Сомнения Аллы Витальевны читались на лице. А ведь она не во мне сомневается! Она не уверена, нужна ли ей головная боль в виде Юрки Чумакова, которого не просто так прозвали Чумой. Собралась, понимаешь, осчастливить мальчика, а он на голову гадит. Так пока он не усыновлен, можно просто сдать его в детдом и забыть, как страшный сон. Да, она не заменит нормальную мать, но ведь женщина честно старается! С ней у Юрки есть шанс влиться в общество на равных, а без нее ему точно конец. Потому я попытался замотивировать разочарованную тетушку:
— Очень хотелось бы, чтобы Юрка стал человеком, он ведь не конченый, просто невоспитанный и учиться ленится, хотя голова у него работает хорошо. У нас в классе есть девочка Люба и мальчик Саша, так те двое предложения запомнить не могут, а Юрка — может, и учиться сможет. Дайте ему шанс! И мне. Нам.
Повертев в руках салфетку, Алла Витальевна сунула ее в сумку, сказав:
— Позвоню завтра. Ты же будешь дома?
— После пяти, — сориентировал ее я. — Огромное вам спасибо! Представляю, как вам с Юрой тяжело, у вас ведь нет опыта с детьми, тем более — с трудными подростками. Я сделаю все, что от меня зависит.
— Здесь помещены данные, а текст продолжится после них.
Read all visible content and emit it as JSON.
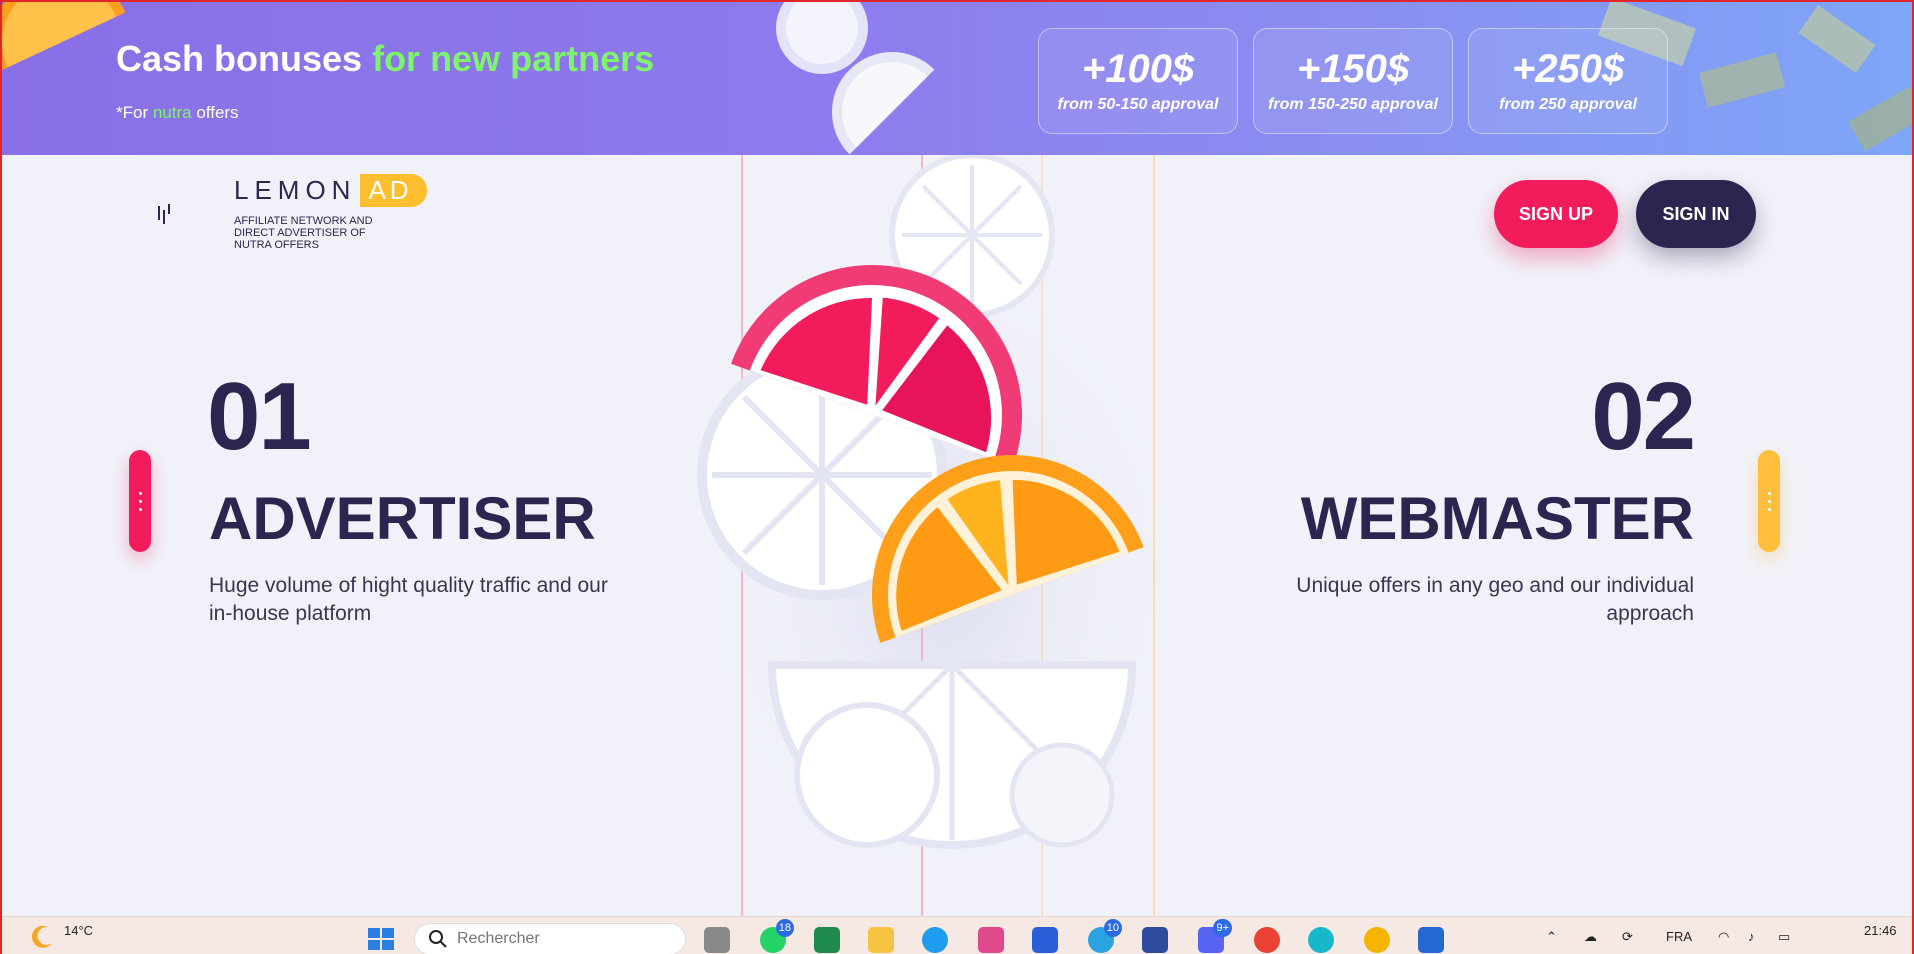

— Тебе спасибо, — невесело улыбнулась она. — Правда тут вкусное мороженое?
— Божественное! — улыбнулся я. — Лучшее в Москве! Когда с клюквой — это просто сказка.
— Вот и мне нравится, — совсем по-человечески, а не по-начальничьи улыбнулась она.
Еще раз поблагодарив ее, я побежал на метро. Было начало восьмого, но уже начали сгущаться сумерки.
Ясенево — предпоследняя станция оранжевой ветки, и мне снова досталось место, да в самом конце вагона, вонять гнилью было особо некому. Если меня так будет накрывать, то я рискую сдохнуть в метро, в толпе — в любом людном месте. Или меня не всегда будет так накрывать, а время от времени?
Клонило в сон, но я боролся с усталостью, чтобы не пропустить станцию. Нужно было переговорить с Канальей, уточнить, что из списка запчастей первоочередное, а что может подождать — дед-то деньги депутатам скормил, а мои доедут дня через три, не раньше: им же еще вернуться надо.